------------------------------------------------------------------- typedef int Type; void check(int); template <typename To, typename From> inline int assign(To& a, From b) { a = b; return 0; } template <typename To, typename From> inline int add(To& a, From b, From c) { a = b + c; return 0; } template <typename T> class Template; template <typename T> class Template { private: T v; public: Template() : v(0) { } #if 0 Template(const Template& y) : v(y.v) { } #endif Template(const T y) : v(y) { } template <typename T1> Template(const T1 y) { check(assign(v, y)); } const T& value() const { return v; } }; template <typename T> inline Template<T> operator+(const Template<T> x, const Template<T> y) { T r; check(add(r, x.value(), y.value())); return r; } template <typename T, typename T1> inline Template<T> operator+(const T1 x, const Template<T> y) { return Template<T>(x) + y; } Type s(int v) { Template<Type> a = v; Template<Type> c = 3 + a; return c.value(); } ------------------------------------------------------------------- Try compiling this with -O3, comparing the outputs after changing #if 0 to #if 1. The .s diff is the following (excluding changes related to a label which changes name): --- bind.s 2004-08-11 06:56:43.000000000 +0200 +++ bind_ctor.s 2004-08-11 06:56:23.000000000 +0200 @@ -6,25 +6,27 @@ .LCFI2: - subl $16, %esp + subl $64, %esp .LCFI3: - movl 8(%ebp), %ebx - addl $3, %ebx + movl 8(%ebp), %eax + leal 3(%eax), %ebx pushl $0 + movl %eax, -40(%ebp) + movl $3, -56(%ebp) .LCFI4: call _Z5checki movl %ebx, %eax movl -4(%ebp), %ebx leave ret (- is #if 0, + is #if 1). There are two problems here: first, there is a slight code pessimization which should not happen because the code is semantically identical between the two cases. Second, there is a *big* increase in stack allocation, for no good reason (16 -> 64). Seems like tree-ssa is not able to clean up something.

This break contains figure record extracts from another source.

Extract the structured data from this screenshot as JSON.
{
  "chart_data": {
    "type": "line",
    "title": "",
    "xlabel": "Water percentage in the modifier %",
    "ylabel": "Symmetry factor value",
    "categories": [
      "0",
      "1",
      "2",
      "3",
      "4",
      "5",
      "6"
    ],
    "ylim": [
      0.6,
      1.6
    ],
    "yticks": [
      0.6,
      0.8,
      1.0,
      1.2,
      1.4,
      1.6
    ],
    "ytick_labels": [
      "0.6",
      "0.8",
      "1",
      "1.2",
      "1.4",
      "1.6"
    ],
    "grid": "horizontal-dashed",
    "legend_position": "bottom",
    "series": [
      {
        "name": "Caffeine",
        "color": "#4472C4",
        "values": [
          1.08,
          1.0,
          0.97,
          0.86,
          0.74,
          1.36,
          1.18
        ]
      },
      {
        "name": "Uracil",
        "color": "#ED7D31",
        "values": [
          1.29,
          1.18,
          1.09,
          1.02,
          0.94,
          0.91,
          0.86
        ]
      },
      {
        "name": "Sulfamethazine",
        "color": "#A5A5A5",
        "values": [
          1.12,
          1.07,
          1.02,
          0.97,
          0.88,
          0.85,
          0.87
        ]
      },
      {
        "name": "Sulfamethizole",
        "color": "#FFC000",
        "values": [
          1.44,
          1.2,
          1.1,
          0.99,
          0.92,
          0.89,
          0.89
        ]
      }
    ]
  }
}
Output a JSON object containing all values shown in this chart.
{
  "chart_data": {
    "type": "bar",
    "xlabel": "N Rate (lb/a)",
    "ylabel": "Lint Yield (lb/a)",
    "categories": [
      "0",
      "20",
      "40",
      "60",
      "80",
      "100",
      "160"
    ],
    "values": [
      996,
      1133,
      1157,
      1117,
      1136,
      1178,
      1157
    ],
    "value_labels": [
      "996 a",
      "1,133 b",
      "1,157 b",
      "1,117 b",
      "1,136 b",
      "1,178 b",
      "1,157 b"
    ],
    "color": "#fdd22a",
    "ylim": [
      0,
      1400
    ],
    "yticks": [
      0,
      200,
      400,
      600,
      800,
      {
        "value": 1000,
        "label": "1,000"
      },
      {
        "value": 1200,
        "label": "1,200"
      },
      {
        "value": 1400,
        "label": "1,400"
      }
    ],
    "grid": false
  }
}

Confirmed, I could not figure out what variables would overlap to save the stack space in 3.4.0 but there is a missed optimization here for 3.5.0: x.v = 3; y.v = v; T.3 = (const Type *)&y; T.5 = (const Type *)&x; y = *T.3 + *T.5; check (0); c.v = y; T.1 = (const Type *)&c; return *T.1; but this is another place where the C++ (and C) front-ends are lowering &a->b (to (const Type *)&y) too soon.
I should note that with the optimization SRA should be happening to cause the structs to no longer be there.
The stack allocation problem is present in GCC since at least GCC 3.2.2, and the tree optimizers didn't fix it. 2.95.3 allocated more stack space without the constructor but less stack space with the constructor: - subl $20,%esp + subl $36,%esp So we now allocate 64 bytes instead of 36. I flag this as a regression, which is surely important for any kind of embedded targets. The missed optimization which Andrew speaks about in comment #1 is a known problem already tracked elsewhere (as he said).
Will not be fixed in GCC 3.4.x.
is this related to Bug 9997 ???
Who can tell? The optimization problem has been addressed, which means that we're left with Type s(int) (v) { <bb 0>: check (0); return v + 3; } at the end of tree optimization. Which I guess is "fixed", by one definition. File a new bug report with a less reduced test case if you see this again.
Yes this was fixed by the non-lowering of &a.b into &a + offsetof(b).